On 9/2/2016 8:48 AM, Jeremy Harris wrote:
On 01/09/16 19:42, Phillip Carroll wrote:
However, the description apparently means that if the transport requires
access to any file using a supplementary group membership of the default
exim user, then either the initgroups option or the group option must be
specified. If that is what it means, then instead of the presently
tortured English description, the doc should make that fact explicit in
more understandable English (prominently). In my humble opinion.

Give us some suggested test, and I'll slam it right in.


After further reflection on this issue, I am inclined to view this as a code bug instead of a documentation inadequacy. I am not a member of Exim-dev list; therefore, I request reposting there.

First, Chapter 30, "The smtp transport" makes absolutely no mention of either "initgroups" or "user" or "group". If necessary for normal *nix behavior, this is precisely where initgroups is presently needed.

Next:
Chapter 55, section 2, contains the following:

 The processes that initially retain root privilege behave
 as follows:

The first bullet clearly spells out the reason for the need for the code to call initgroups() after setting uid and gid to exim user. (Although, it raises the question in my mind of why a library function call should be discussed at all in a user document.):
   - A daemon process changes the gid to the Exim group and the uid
     to the Exim user after setting up one or more listening
     sockets. The initgroups() function is called, so that if the
     Exim user is in any additional groups, they will be used
     during message reception.

The second bullet is irrelevant to the discussion, as root has access to anything:

   - A queue runner process retains root privilege throughout its
     execution. Its job is to fork a controlled sequence of
     delivery processes.

The third bullet lumps a bunch of things together. This requires really careful reading to break out the handling of the various subprocesses:
   - A delivery process retains root privilege throughout most of its
     execution, but any actual deliveries (that is, the transports
     themselves) are run in subprocesses which always change to a
     non-root uid and gid. For local deliveries this is typically
     the uid and gid of the owner of the mailbox; for remote
     deliveries, the Exim uid and gid are used. Once all the
     delivery subprocesses have been run, a delivery process
     changes to the Exim uid and gid while doing post-delivery
     tidying up such as updating the retry database and generating
     bounce and warning messages.
(Subsequent bullets irrelevant)

The only fragment of bullet three relating to this discussion is:
"for remote deliveries, the Exim uid and gid are used".

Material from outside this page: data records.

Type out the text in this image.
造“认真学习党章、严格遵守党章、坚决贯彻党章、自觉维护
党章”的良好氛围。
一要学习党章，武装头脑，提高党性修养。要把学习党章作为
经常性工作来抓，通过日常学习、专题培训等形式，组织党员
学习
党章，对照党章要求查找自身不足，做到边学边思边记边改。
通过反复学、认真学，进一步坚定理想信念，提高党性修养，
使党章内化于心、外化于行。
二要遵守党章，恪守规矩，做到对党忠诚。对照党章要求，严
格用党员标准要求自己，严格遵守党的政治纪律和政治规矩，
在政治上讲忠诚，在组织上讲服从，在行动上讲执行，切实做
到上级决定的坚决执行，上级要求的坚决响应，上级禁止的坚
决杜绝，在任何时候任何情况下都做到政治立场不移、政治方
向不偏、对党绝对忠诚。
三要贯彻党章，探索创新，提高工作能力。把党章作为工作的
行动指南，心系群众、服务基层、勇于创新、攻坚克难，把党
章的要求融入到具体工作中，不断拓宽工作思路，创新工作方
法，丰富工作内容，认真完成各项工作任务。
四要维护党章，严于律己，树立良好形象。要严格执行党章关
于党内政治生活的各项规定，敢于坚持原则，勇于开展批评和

While this wording admittedly doesn't state categorically that initgroups() WILL be called, the sheer brevity of the statement and lack of any explicit statement to the contrary certainly IMPLIES initgroups() will be called. There is certainly no obvious reason from an external user perspective for the code to deliberately go out of its way to prevent access to data via group membership when (as explicitly explained in the first bullet) it is so obviously normally expected *nix behavior.

In summary, this seems an obvious BUG, with a workaround fortunately provided by the initgroups transport option.

But, if thr current smtp transport design is unavoidable because of some quirk of the internal code structure, then that fact should be explained in detail in chapter 55, chapter 24, and chapter 30. It should be explained that normal *nix group behavior does not apply to the smtp transports "because ..." and explain that the initgroups option can be used to workaround the issue. And, in that case, the default configuration for remote_smtp should include the initgroups option and an explanation as to why. And Chapter 30 should also discuss the need for the initgroups option.